China’s Consumer Price Index Falls for First Time in Two Years
August 9, 2023
Crude oil prices closed higher in yesterday’s trading after falling in the early morning trading hours. Prices fell on poor economic data from China. Their exports and imports were worse than expected raising concerns about their economy and price felt this pressure. But prices rebound later in the day and closed strong as Saudi Arabia again confirms their commitment to cutting supplies with voluntary production cuts that will take roughly 90 million barrels of crude oil out of the market over the next 2 months.
China’s consumer price index fell for the first time in more than two years. Producer prices fell for a 10th consecutive month, contracting 4.4%.

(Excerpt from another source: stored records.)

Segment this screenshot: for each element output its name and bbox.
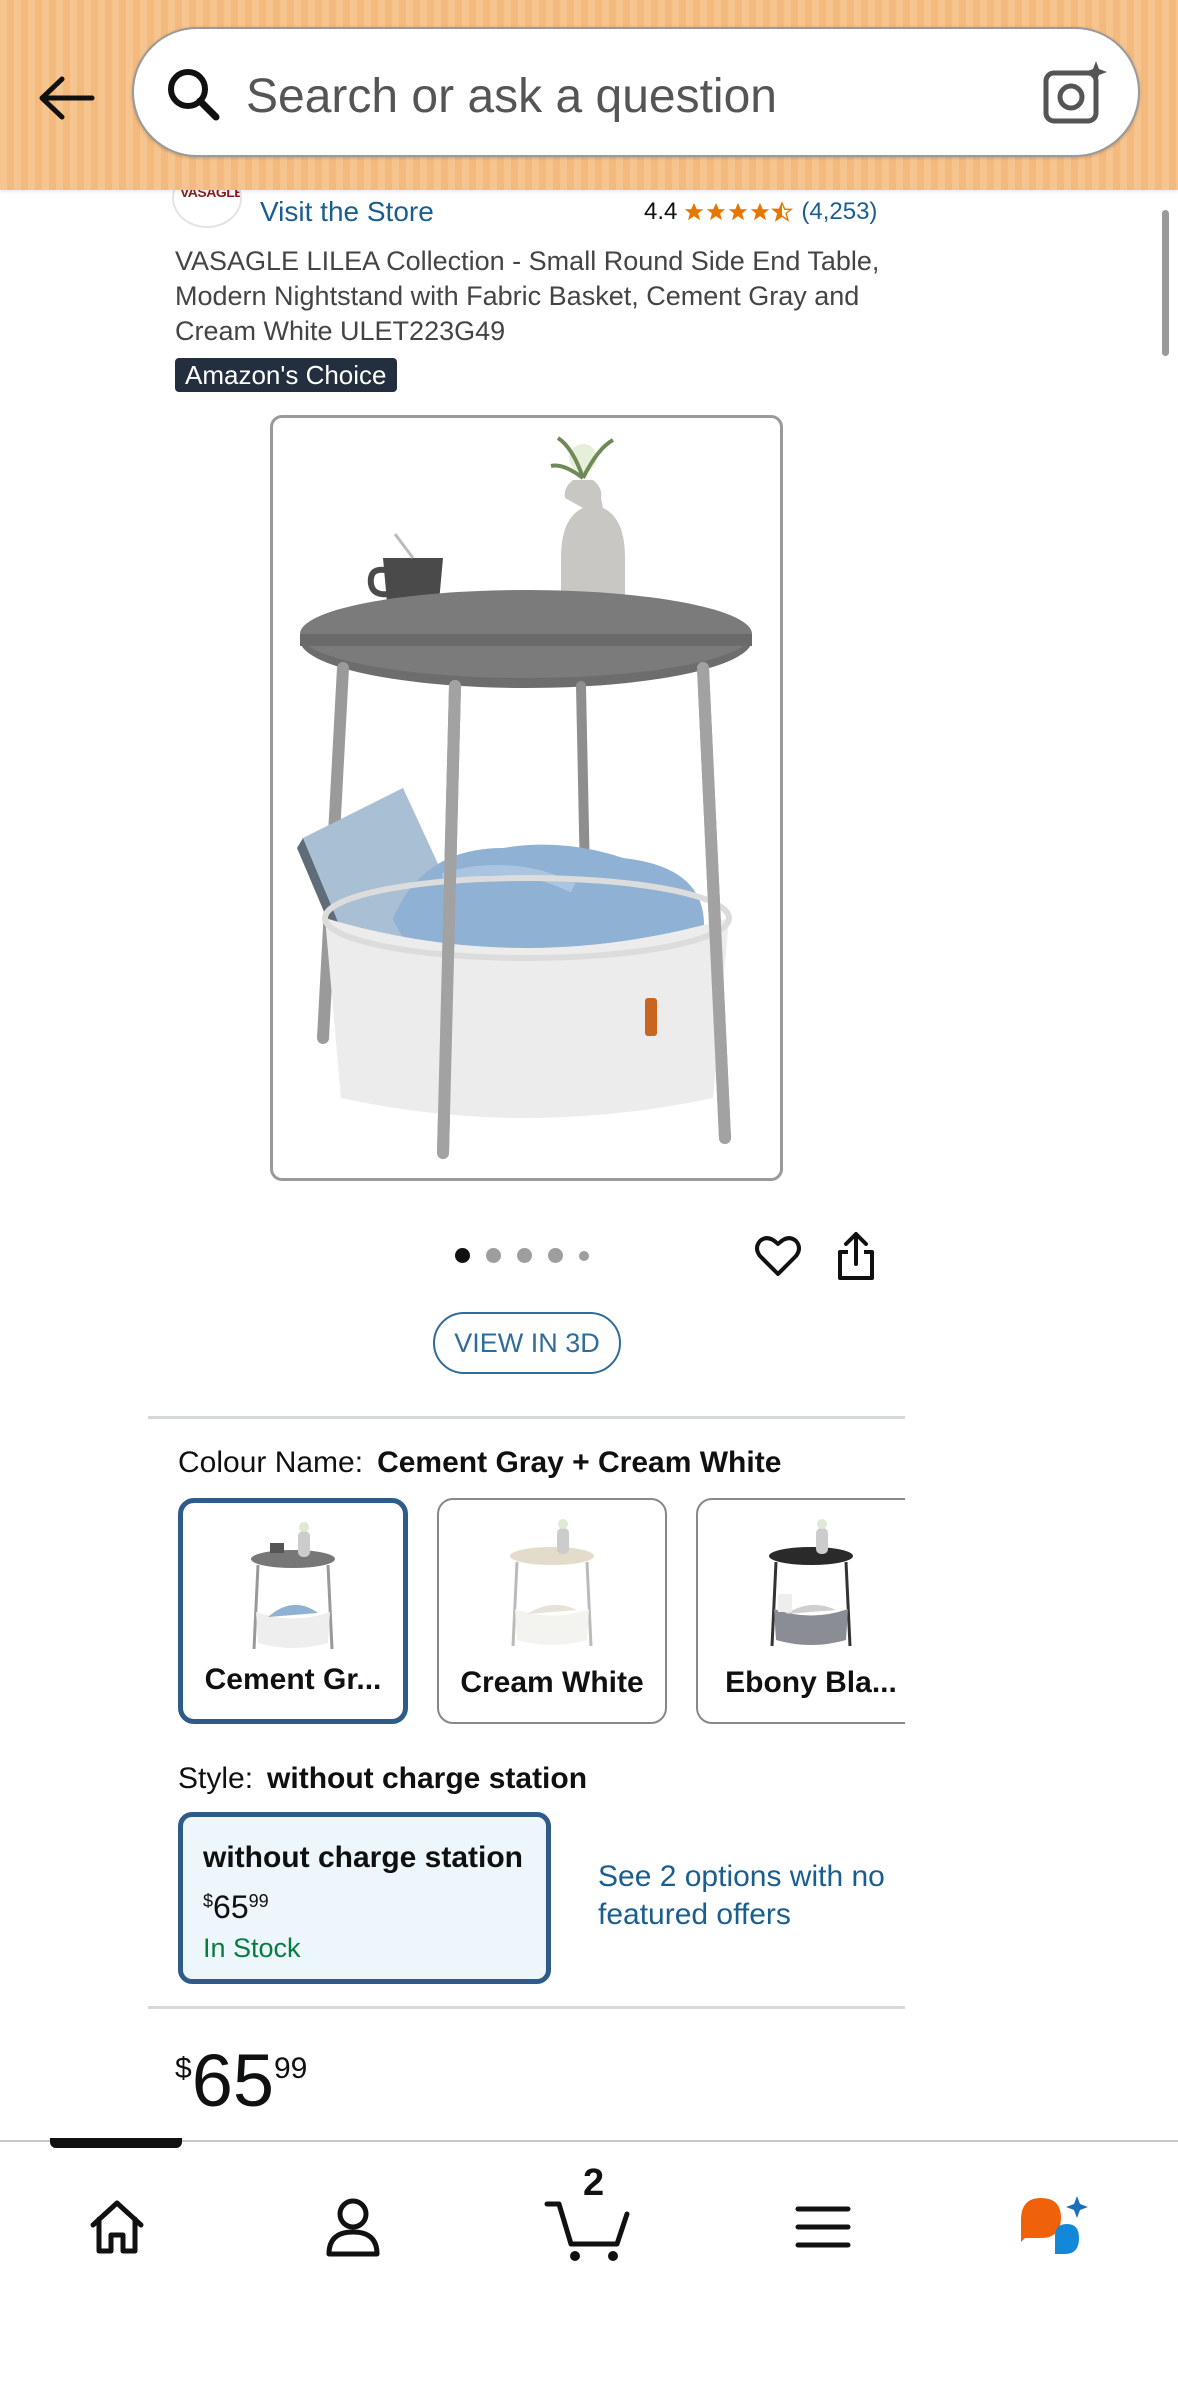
home-icon [90,2200,144,2254]
view-in-3d-button[interactable]: VIEW IN 3D [433,1312,621,1374]
cart-count-badge: 2 [583,2162,605,2204]
colour-swatches: Cement Gr... Cream White Ebony Bla... [178,1498,905,1726]
divider [148,1416,905,1419]
heart-icon[interactable] [754,1232,802,1280]
style-option-name: without charge station [203,1841,524,1874]
carousel-dot[interactable] [517,1248,532,1263]
back-button[interactable] [30,62,102,134]
swatch-label: Ebony Bla... [725,1666,897,1699]
swatch-thumbnail [251,1522,335,1650]
side-table-illustration [297,436,752,1159]
carousel-dot[interactable] [579,1250,589,1261]
star-rating [683,201,794,223]
style-option-price: $6599 [203,1889,269,1925]
colour-name-label: Colour Name: Cement Gray + Cream White [178,1446,782,1479]
swatch-label: Cream White [460,1666,644,1699]
carousel-dot[interactable] [455,1248,470,1263]
search-input[interactable]: Search or ask a question [246,69,777,124]
star-icon [751,202,770,221]
style-option-without-charge-station[interactable]: without charge station $6599 In Stock [178,1812,551,1984]
swatch-label: Cement Gr... [204,1663,382,1696]
search-bar[interactable]: Search or ask a question [132,27,1140,157]
product-image[interactable] [270,415,783,1181]
stock-status: In Stock [203,1933,301,1963]
top-header: Search or ask a question [0,0,1178,190]
rating-summary[interactable]: 4.4 (4,253) [644,198,877,226]
nav-menu[interactable] [773,2182,873,2272]
star-icon [685,202,704,221]
scrollbar[interactable] [1162,210,1169,356]
half-star-icon [771,201,794,222]
product-price: $6599 [175,2039,308,2122]
nav-account[interactable] [303,2182,403,2272]
menu-icon [795,2206,851,2248]
colour-swatch-ebony-black[interactable]: Ebony Bla... [696,1498,905,1724]
divider [148,2006,905,2009]
product-title: VASAGLE LILEA Collection - Small Round S… [175,246,880,346]
person-icon [326,2198,380,2257]
carousel-dot[interactable] [548,1248,563,1263]
visit-store-link[interactable]: Visit the Store [260,196,434,228]
rufus-assistant-icon [1021,2196,1088,2254]
colour-swatch-cement-gray[interactable]: Cement Gr... [178,1498,408,1724]
swatch-thumbnail [510,1519,594,1647]
carousel-dot[interactable] [486,1248,501,1263]
star-icon [707,202,726,221]
image-carousel-indicator[interactable] [455,1248,589,1263]
amazons-choice-badge: Amazon's Choice [175,358,397,392]
selected-colour: Cement Gray + Cream White [377,1446,782,1479]
search-icon [168,69,220,121]
nav-home[interactable] [67,2182,167,2272]
rating-value: 4.4 [644,198,678,225]
active-tab-indicator [50,2138,182,2148]
rating-count[interactable]: (4,253) [801,198,877,226]
share-icon[interactable] [834,1230,878,1282]
star-icon [729,202,748,221]
nav-rufus-assistant[interactable] [1005,2182,1105,2272]
colour-swatch-cream-white[interactable]: Cream White [437,1498,667,1724]
back-arrow-icon [39,76,95,120]
camera-search-icon[interactable] [1040,59,1110,129]
style-label: Style: without charge station [178,1762,588,1795]
selected-style: without charge station [267,1762,588,1795]
see-options-link[interactable]: See 2 options with no featured offers [598,1858,888,1934]
swatch-thumbnail [769,1519,853,1647]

The API inventory report estimated crude stocks up 4.1 million barrels and the estimates for today’s DOE update from the Bloomberg Survey are stocks up 1.944. API had gasoline stocks down 400,000 and the estimate for today is down 332,000. The API called distillates down 2.1 million and the outlook for today is up 54,000.
UBS said it retains its positive outlook for oil prices and forecast Brent crude oil prices to move to $90 per barrel by the end of 2023. It said oil demand is set to surpass 103 million bpd in August for the first time. This demand will be driven by China, India, Brazil, and the Middle East. It expects oil supply to remain tight in the coming weeks, given the extension of Saudi and Russian led production and export cuts. UBS sees a market deficit of about 2 million bpd in July and August compared with about 700,000 bpd in June. It added that September could see a deficit of more than 1.5 million bpd.
In its Short-Term Energy Outlook, the EIA projected GDP growth of 1.9% in 2023, up from a previous forecast of 1.5%. The EIA also forecast Brent crude oil prices will average $86 per barrel in the second half of the year, up about $7 per barrel from a previous forecast.